Harnessing Claude 3's Vision for Structured Data Extraction

Chapter 1: Introduction to Claude 3's Vision Capabilities

Claude 3 has revolutionized the way we convert images into useful structured outputs. This model family by Anthropic excels not only in reasoning and coding but also in generating structured data, making it an effective tool for various applications.

Up until recently, OpenAI's models were considered the gold standard for producing structured JSON outputs and function calls. However, the introduction of Claude 3 has changed the landscape significantly. These models can generate accurate JSON outputs while demonstrating impressive reasoning abilities, which is essential for function calling scenarios. I recently developed a Python package called claudetools to facilitate function calling using the Claude 3 models.
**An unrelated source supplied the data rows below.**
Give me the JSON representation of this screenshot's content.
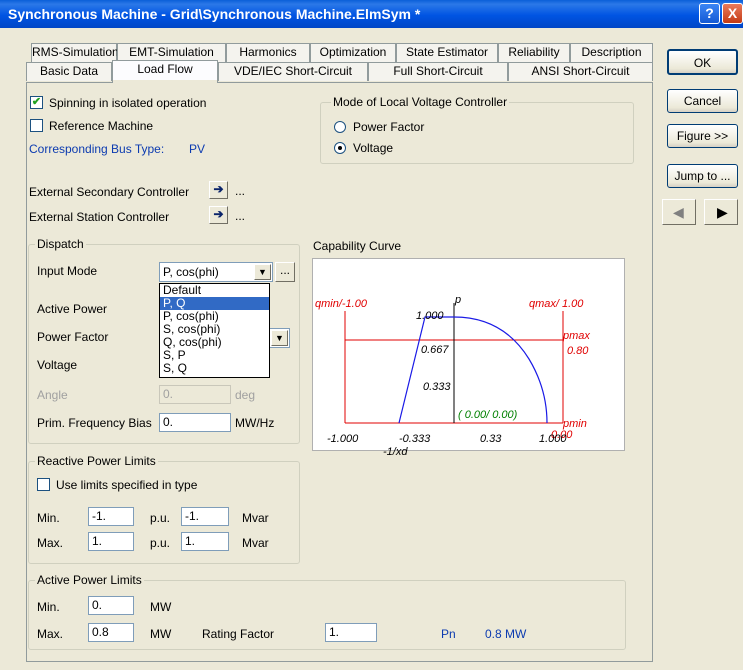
{
  "window": {
    "title": "Synchronous Machine - Grid\\Synchronous Machine.ElmSym *",
    "help_glyph": "?",
    "close_glyph": "X"
  },
  "tabs_row1": [
    "RMS-Simulation",
    "EMT-Simulation",
    "Harmonics",
    "Optimization",
    "State Estimator",
    "Reliability",
    "Description"
  ],
  "tabs_row2": [
    "Basic Data",
    "Load Flow",
    "VDE/IEC Short-Circuit",
    "Full Short-Circuit",
    "ANSI Short-Circuit"
  ],
  "active_tab": "Load Flow",
  "general": {
    "spinning_label": "Spinning in isolated operation",
    "spinning_checked": true,
    "reference_label": "Reference Machine",
    "reference_checked": false,
    "bus_type_label": "Corresponding Bus Type:",
    "bus_type_value": "PV",
    "check_glyph": "✔"
  },
  "voltage_controller": {
    "title": "Mode of Local Voltage Controller",
    "options": [
      "Power Factor",
      "Voltage"
    ],
    "selected": "Voltage"
  },
  "controllers": {
    "secondary_label": "External Secondary Controller",
    "station_label": "External Station Controller",
    "arrow_glyph": "➔",
    "ellipsis": "..."
  },
  "dispatch": {
    "title": "Dispatch",
    "input_mode_label": "Input Mode",
    "input_mode_value": "P, cos(phi)",
    "more_btn": "...",
    "dropdown_options": [
      "Default",
      "P, Q",
      "P, cos(phi)",
      "S, cos(phi)",
      "Q, cos(phi)",
      "S, P",
      "S, Q"
    ],
    "dropdown_selected": "P, Q",
    "active_power_label": "Active Power",
    "power_factor_label": "Power Factor",
    "voltage_label": "Voltage",
    "angle_label": "Angle",
    "angle_value": "0.",
    "angle_unit": "deg",
    "freq_bias_label": "Prim. Frequency Bias",
    "freq_bias_value": "0.",
    "freq_bias_unit": "MW/Hz",
    "chevron": "▼"
  },
  "capability_curve": {
    "title": "Capability Curve",
    "qmin_label": "qmin/-1.00",
    "qmax_label": "qmax/ 1.00",
    "p_axis": "p",
    "pmax_label": "pmax",
    "pmax_value": "0.80",
    "pmin_label": "pmin",
    "pmin_value": "0.00",
    "y_ticks": [
      "1.000",
      "0.667",
      "0.333"
    ],
    "x_ticks": [
      "-1.000",
      "-0.333",
      "0.33",
      "1.000"
    ],
    "x_label": "-1/xd",
    "operating_point": "( 0.00/ 0.00)",
    "colors": {
      "limits": "#e00000",
      "curve": "#1a1ae6",
      "point": "#008000"
    }
  },
  "reactive_limits": {
    "title": "Reactive Power Limits",
    "use_type_label": "Use limits specified in type",
    "use_type_checked": false,
    "min_label": "Min.",
    "min_pu": "-1.",
    "min_mvar": "-1.",
    "max_label": "Max.",
    "max_pu": "1.",
    "max_mvar": "1.",
    "pu_unit": "p.u.",
    "mvar_unit": "Mvar"
  },
  "active_limits": {
    "title": "Active Power Limits",
    "min_label": "Min.",
    "min_value": "0.",
    "max_label": "Max.",
    "max_value": "0.8",
    "unit": "MW",
    "rating_factor_label": "Rating Factor",
    "rating_factor_value": "1.",
    "pn_label": "Pn",
    "pn_value": "0.8 MW"
  },
  "side_buttons": {
    "ok": "OK",
    "cancel": "Cancel",
    "figure": "Figure >>",
    "jump": "Jump to ...",
    "prev_glyph": "◀",
    "next_glyph": "▶"
  }
}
For more information, feel free to check out my blog post about Claudetools.

P.S.: Claudetools can easily replace OpenAI function calling with minimal adjustments.

Vision Capabilities Overview

All models in the Claude 3 family come equipped with vision capabilities, enabling exciting multimodal interactions. In fact, their vision features rival those of the GPT-4-Vision model and even outperform it in certain benchmarks, as illustrated in the table below.

Thanks to these sophisticated capabilities, Claude 3 can process various visual formats, such as images, charts, graphs, and technical diagrams. You can utilize the Claudetools package for function calling with image input without needing a different model version.

Use Case: Building a RAG Bot

Imagine being tasked with creating a Retrieval-Augmented Generation (RAG) bot to answer questions based on a knowledge base derived from PDF documents. Each page of these PDFs could contain tables, images, or text, which may include charts, diagrams, or multiple objects.

Rather than relying on existing parsers—some paid and some free—to extract structured information from complex documents, we can leverage Claude 3's vision, reasoning, and data generation capabilities for this task. The Claudetools package simplifies this process, and we will develop this use case further in the following sections.

You can access the claudetools-vision-example GitHub repository for the code we will implement.

Extraction Structure

We will instruct the Claude 3 model to extract content in blocks, which can consist of text, images, or tables. Text will be extracted verbatim, while table outputs will be formatted as lists of dictionaries, with each dictionary representing a column name and its corresponding row value. Although the model is still developing its object detection capabilities, we will prompt it to describe images or provide any text contained within them.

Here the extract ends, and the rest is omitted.